Dans cette posture, à la fois gracieuse et sensuelle, l’Autre Sœur, avec son beau peignoir en soie ouvert sur ses sous-vêtements tape-à-l’œil, dévoilait sans pudeur ses cuisses impeccablement galbées. Ses jambes interminables s’étaient pliées avec élégance, ses talons faisant office d’assise à ses fesses fermes et rebondies. Sa longue chevelure, certainement soigneusement entretenue, tomba en avant en une cascade de boucles, encadrant son visage maquillé avec goût et élégance. Ses genoux, collés l’un contre l’autre en un subtil mouvement artistique, se pressaient contre sa poitrine opulente, rajoutant une touche supplémentaire de provocation. Nul doute qu’au-dessus de son ventre plat et musclé, sous sa lingerie en dentelle affriolante, se cachait une paire de seins d’une taille plus que convenable pour les mains d’un puceau en appétit. Ce ravissant tableau émoustillait les sens et révélait un tableau éminemment érotique, qui affolait les hormones du jeune Jordan.
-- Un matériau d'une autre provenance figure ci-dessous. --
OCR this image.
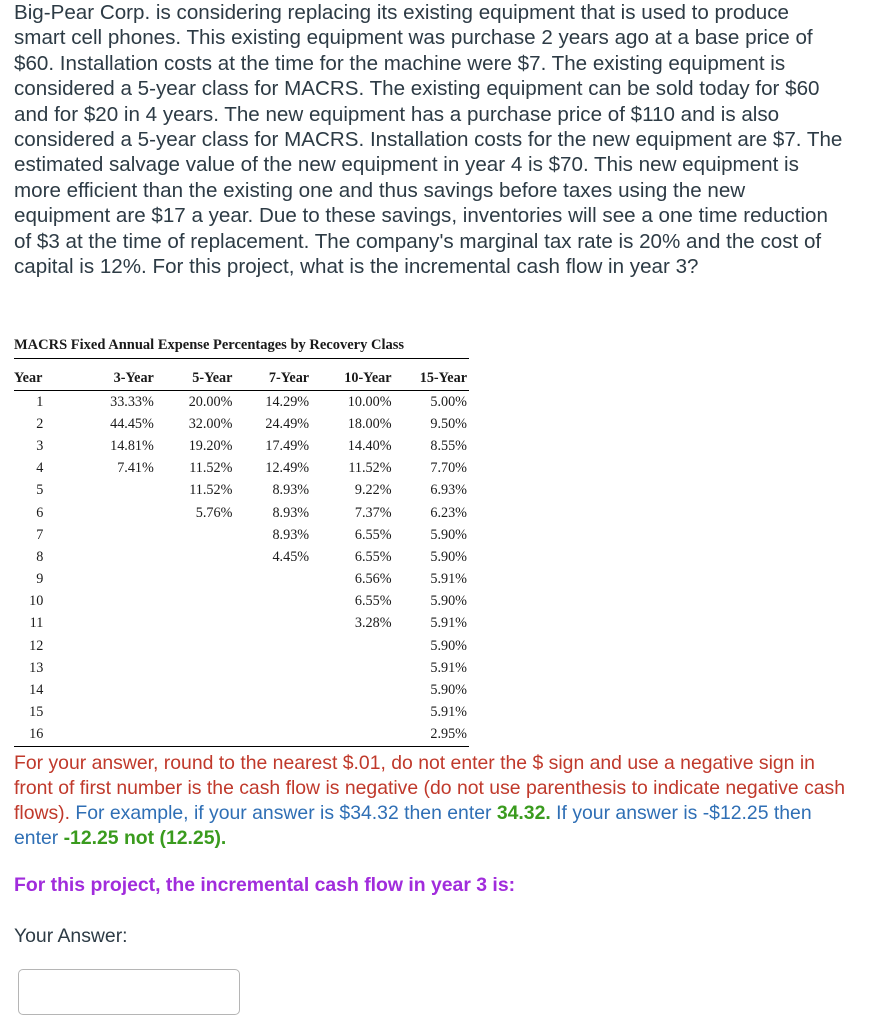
Big-Pear Corp. is considering replacing its existing equipment that is used to produce smart cell phones. This existing equipment was purchase 2 years ago at a base price of $60. Installation costs at the time for the machine were $7. The existing equipment is considered a 5-year class for MACRS. The existing equipment can be sold today for $60 and for $20 in 4 years. The new equipment has a purchase price of $110 and is also considered a 5-year class for MACRS. Installation costs for the new equipment are $7. The estimated salvage value of the new equipment in year 4 is $70. This new equipment is more efficient than the existing one and thus savings before taxes using the new equipment are $17 a year. Due to these savings, inventories will see a one time reduction of $3 at the time of replacement. The company's marginal tax rate is 20% and the cost of capital is 12%. For this project, what is the incremental cash flow in year 3?

MACRS Fixed Annual Expense Percentages by Recovery Class
Year	3-Year	5-Year	7-Year	10-Year	15-Year
1	33.33%	20.00%	14.29%	10.00%	5.00%
2	44.45%	32.00%	24.49%	18.00%	9.50%
3	14.81%	19.20%	17.49%	14.40%	8.55%
4	7.41%	11.52%	12.49%	11.52%	7.70%
5		11.52%	8.93%	9.22%	6.93%
6		5.76%	8.93%	7.37%	6.23%
7			8.93%	6.55%	5.90%
8			4.45%	6.55%	5.90%
9				6.56%	5.91%
10				6.55%	5.90%
11				3.28%	5.91%
12					5.90%
13					5.91%
14					5.90%
15					5.91%
16					2.95%

For your answer, round to the nearest $.01, do not enter the $ sign and use a negative sign in front of first number is the cash flow is negative (do not use parenthesis to indicate negative cash flows). For example, if your answer is $34.32 then enter 34.32. If your answer is -$12.25 then enter -12.25 not (12.25).

For this project, the incremental cash flow in year 3 is:

Your Answer:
Avec ses belles pupilles ambrées et pétillantes d’un amour fou, l’Autre Sœur regarda Jordan droit dans les yeux et lui dit de sa plus belle voix, toujours agenouillée et en lui tendant son livre :
– Tu devrais davantage prendre soin de tes affaires.
Captivé par son apparence d’une indéniable beauté, quasi irréelle, Jordan, d’un air benêt, répliqua un peu sottement :
– Je sais.
Mais tandis que la ravissante jeune femme était encore agenouillée gracieusement, Jordan, comme envoûté, tenta de saisir sa chance. Sans plus attendre, il se pencha et, avançant sa bouche, rapprocha délicatement son visage, dans l’unique but d’effleurer la douceur de ses lèvres. Elles étaient irrésistiblement appétissantes, couvertes d’un gloss brillant et semblaient n’attendre que les lèvres du garçon pour lui faire vivre un instant magique.
Toutefois et très brusquement, ce rêve, tel un mirage éphémère, s’évanouit à la seconde même où la bouche de Jordan entra en contact avec celle de son fantasme. Il n’eut pas vraiment le temps d’en apprécier le goût fruité, puisque la dure réalité le frappa avec une brutalité implacable. En effet, il se rendit compte qu’il n’embrassait pas la jolie mannequin à la peau dorée, mais bel et bien la vieille enseignante qu’était sœur Mary ! La surprise et l’horreur les plus totales se peignirent sur le visage de Jordan alors qu’il sursautait et reculait précipitamment, ses yeux grands ouverts de panique et emplis de dégoût. S’ensuivit une lourde chute pour le jeune afro-américain, en criant si fort qu’il attira immédiatement l’attention de tous ses camarades.
L’incident provoqua un tumulte de rires incontrôlables, leurs voix joyeuses se mêlant en une cacophonie contagieuse d’hilarité. Les éclats de rire résonnèrent dans toute la pièce, électrisant l’ambiance. Pendant ce temps, sœur Mary était restée figée, abasourdie et décontenancée face au comportement inattendu de Jordan, qui allait écoper d’une nouvelle semaine, coiffé de son bonnet d’âne. Son visage exprimait une confusion mêlée à une pointe de peur, tandis qu’il cherchait à comprendre ce qui venait de se produire. La classe entière était emportée dans cette vague de rires, apportant enfin un petit moment de légèreté dans l’environnement strict et studieux de l’école, grâce à ce couvre-chef que Jordan arborait un peu trop souvent.